The advantages are numerous. First, since many producers can add to the same queue, you could use SQS to aggregate information from several sources. So, to extend our example, you could aggregate CDR data from many switches into a single outbound stream. Since SQS carries data only, different manufacturers can submit their XML into the queue without any impact to the billing system that consumes the data. Let's keep with the CDR example, and imagine that one of your twenty switches uses a different XML format than the other nineteen. Pretty simple with SQS. Create a piece of software that reads all of the XML from the aggregated stream, looks for the messages that need to be translated, translates and puts them back on the aggregated queue. Worried about the bottleneck? Don't be, as you can have as many instances of translators as you wish, as SQS guarantees that a message is read at least once, and if you wish, only once. The same argument is made for redundancy. You can have as may consumers or producers as you wish. If one fails, your throughput does drop, but the rest of the system is unaffected. (By the way, this is where the elastic computing cloud just rocks. Throughput dropping? Take 60 seconds to spin up a hundred or so servers to take care of it until you catch up, then give the servers back. Since a server costs about ten cents an hour.... well, you do the math.) This also makes components that hang off the message stream safer to deploy in production environments, as you can fractionally deploy components without affecting the core system.
The downside? Messaging backplanes do introduce a bit of delay into the system, and are probably inappropriate for communication between components where real time operation and response times must be guaranteed. As I think about the heuristics of real time design for web services based communications infrastructures, my gut tells me that the logical place for components is where real time communication is critical, where bottlenecks would occur, or where linear scaling is critical. Those components would then be best implemented in an Web Services, or SOA, architecture with messaging backplanes as the scaling and communication backplane.

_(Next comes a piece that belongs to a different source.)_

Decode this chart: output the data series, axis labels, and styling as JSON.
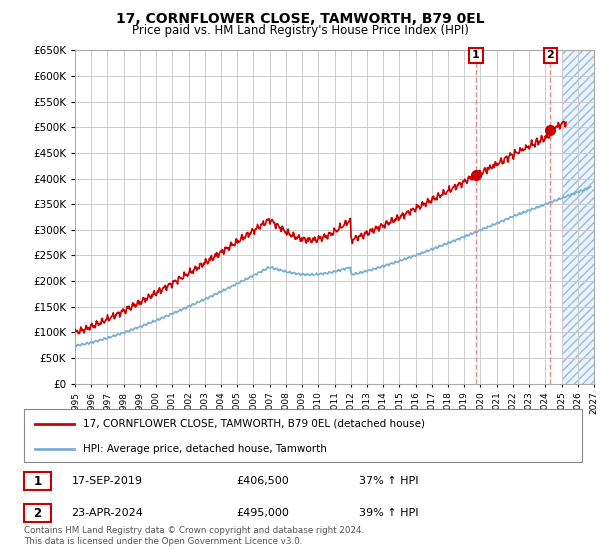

We've been talking about Amazon SQS, which is undeniably the only reasonable hosted choice we have today. In a platform environment, there's a number of good choices ranging from legacy offerings from Tibco, down to the open source ActiveMQ offering. But honestly, the Amazon web services suite is so easy and inexpensive to use, it would take a lot for me to deploy my own platform. I suppose if you're Verizon, you could match the Amazon platform. Maybe. Either way, I expect to see communications architectures move from the inherently fragile legacy telecom designs towards new, service oriented designs, all on the backs of messaging solutions.